Professeur de mathématiques au collège, Jérôme Coillot propose une nouvelle méthode d'apprentissage, plus ludique. En plus des traditionnels compas et règles, l'enseignant fait appel au sens pratique de ses élèves pour mesurer, calculer et apprendre des nombres.
Dans la cour de récréation, la sonnerie se fait entendre. Pour cette classe de sixième du collège Léon Huet de La Roche-Posay (Vienne), il est l’heure de retourner en cours de mathématiques. Leur professeur Jérôme Coillot a mis en place une nouvelle façon d’enseigner, plus concrète, plus divertissante et plus intéressante. Rectangle en bois en main, il se tourne vers ses élèves : “Avec quoi pourrait-on modéliser les diagonales, qui ne fait pas forcément partie de nos instruments ?”.
Pour répondre à cette question, les enfants vont devoir faire appel à leur bon sens. “Nous allons voir comment faire pour être sûr que c’est un rectangle, explique l’enseignant. Nous allons essayer de montrer pourquoi, quand des diagonales de même longueur se coupent en leur milieu, on a forcément un rectangle. Là, on fait des mathématiques.” Ces élèves de sixième apprennent en manipulant les formes et les grandeurs. Loin des pratiques classiques.
Patrons en papier, roue de vélo, stylos
“C’est intéressant parce que, souvent, dans les autres collèges, les cours de maths ne sont pas comme ça. On fait des choses différentes, ça nous amuse et ça permet de voir les maths d’une autre manière”, raconte un élève. “Au lieu que le prof nous montre tout au tableau, on peut essayer et le faire sur le cahier”, poursuit sa camarade.
Redonner du sens aux mathématiques, c'est tout le défi de Jérôme Coillot. Sa méthode : illustrer ses cours en partant de situations quotidiennes, comme celle d'un menuisier. Pour ce faire, il n’hésite pas à utiliser des outils en tout genre. Patrons en papier, roue de vélo, stylos… “J’essaie de lier les maths au concret, de leur donner du sens, de les utiliser pour expliquer le monde, avance l’enseignant. Chaque citoyen est abreuvé de chiffres, c’est important de comprendre tout ce que l’on nous dit et d’avoir un esprit critique.”

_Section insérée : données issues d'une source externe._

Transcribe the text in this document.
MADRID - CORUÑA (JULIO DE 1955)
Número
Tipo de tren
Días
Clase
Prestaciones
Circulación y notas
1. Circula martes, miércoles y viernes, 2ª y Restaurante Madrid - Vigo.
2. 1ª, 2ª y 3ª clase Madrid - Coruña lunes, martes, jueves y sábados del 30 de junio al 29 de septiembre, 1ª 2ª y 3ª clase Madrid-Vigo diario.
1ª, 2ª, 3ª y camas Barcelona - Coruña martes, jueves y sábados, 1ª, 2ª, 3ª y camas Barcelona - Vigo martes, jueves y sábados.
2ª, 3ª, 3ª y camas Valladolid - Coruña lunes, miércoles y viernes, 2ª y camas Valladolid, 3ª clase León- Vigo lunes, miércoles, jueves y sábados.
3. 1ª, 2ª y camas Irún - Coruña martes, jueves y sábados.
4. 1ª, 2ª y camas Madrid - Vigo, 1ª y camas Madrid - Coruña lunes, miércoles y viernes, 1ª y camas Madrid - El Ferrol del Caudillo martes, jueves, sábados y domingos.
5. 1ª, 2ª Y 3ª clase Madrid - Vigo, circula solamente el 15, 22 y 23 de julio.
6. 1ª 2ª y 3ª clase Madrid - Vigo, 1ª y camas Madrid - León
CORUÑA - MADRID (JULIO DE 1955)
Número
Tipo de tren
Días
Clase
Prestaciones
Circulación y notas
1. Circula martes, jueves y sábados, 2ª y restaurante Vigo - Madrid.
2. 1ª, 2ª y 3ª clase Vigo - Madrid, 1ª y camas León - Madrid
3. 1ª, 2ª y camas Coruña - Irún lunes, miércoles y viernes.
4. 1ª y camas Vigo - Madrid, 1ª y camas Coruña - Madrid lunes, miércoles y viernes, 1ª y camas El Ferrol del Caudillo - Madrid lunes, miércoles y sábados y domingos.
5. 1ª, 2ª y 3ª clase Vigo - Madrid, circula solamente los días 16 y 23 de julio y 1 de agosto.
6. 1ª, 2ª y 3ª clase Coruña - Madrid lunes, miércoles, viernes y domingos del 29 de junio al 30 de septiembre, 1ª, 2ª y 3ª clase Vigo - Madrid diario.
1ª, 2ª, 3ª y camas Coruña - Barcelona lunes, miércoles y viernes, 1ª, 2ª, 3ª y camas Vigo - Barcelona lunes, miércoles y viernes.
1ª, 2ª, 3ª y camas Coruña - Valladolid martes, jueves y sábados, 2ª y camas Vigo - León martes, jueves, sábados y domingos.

Une méthode bien différente de celle enseignée il y a quelques années. “Quand j’étais élève, on étudiait des choses très abstraites : on définissait, le point, la ligne, sans avoir de rapport au concret. Ça marchait quand on était bon élève, moins quand on était mauvais.”
"C’est à nous de nous adapter et de créer un véritable lien"
Le dernier rapport Pisa, qui évalue les compétences des élèves de 15 ans dans 81 ans, dresse un piteux état des lieux. En science, en français ou en mathématiques, les résultats des petits Français sont parmi les plus bas jamais mesurés. Une baisse historique. “Ces dernières années, on a constaté que les élèves s’éloignaient de plus en plus des maths. Ils ont peut-être d’autres centres d’intérêt, analyse Jérôme Coillot. C’est à nous de nous adapter et de créer un véritable lien, un intérêt, en rendant les élèves acteurs et nos enseignements ludiques. Même si ce n’est pas un jeu.”
Depuis 2007, cette initiative s’est généralisée à toutes les classes du collège Léon Huet. Résultat : en moyenne, les collégiens obtiennent un point en plus au brevet, par rapport à la moyenne nationale. “Nos élèves bénéficient de cette méthode depuis le CM1. Quand ils arrivent aux évaluations d’entrée en sixième, ils obtiennent des résultats particulièrement bons, expose Catherine Alix, principale de l’établissement. C’est la preuve que cela fonctionne.”
Côté professeur, Jérôme Colliot affirme “prendre plus de plaisir à enseigner”. “En m’interrogeant sur le sens des mathématiques, j’ai compris beaucoup de choses sur l’étendue de ce qu’elles peuvent apporter, poursuit l’enseignant. C’est le projet auquel je crois, auquel je consacre beaucoup de temps et que j’aimerais voir réussir.” Un projet, basé sur la recherche et les travaux de l'Institut de recherche sur l'enseignement des mathématiques et des sciences (IREM) de Poitiers, soutenu par le rectorat et mis en place dans plus d'une quarantaine de collèges de l'académie de la Vienne.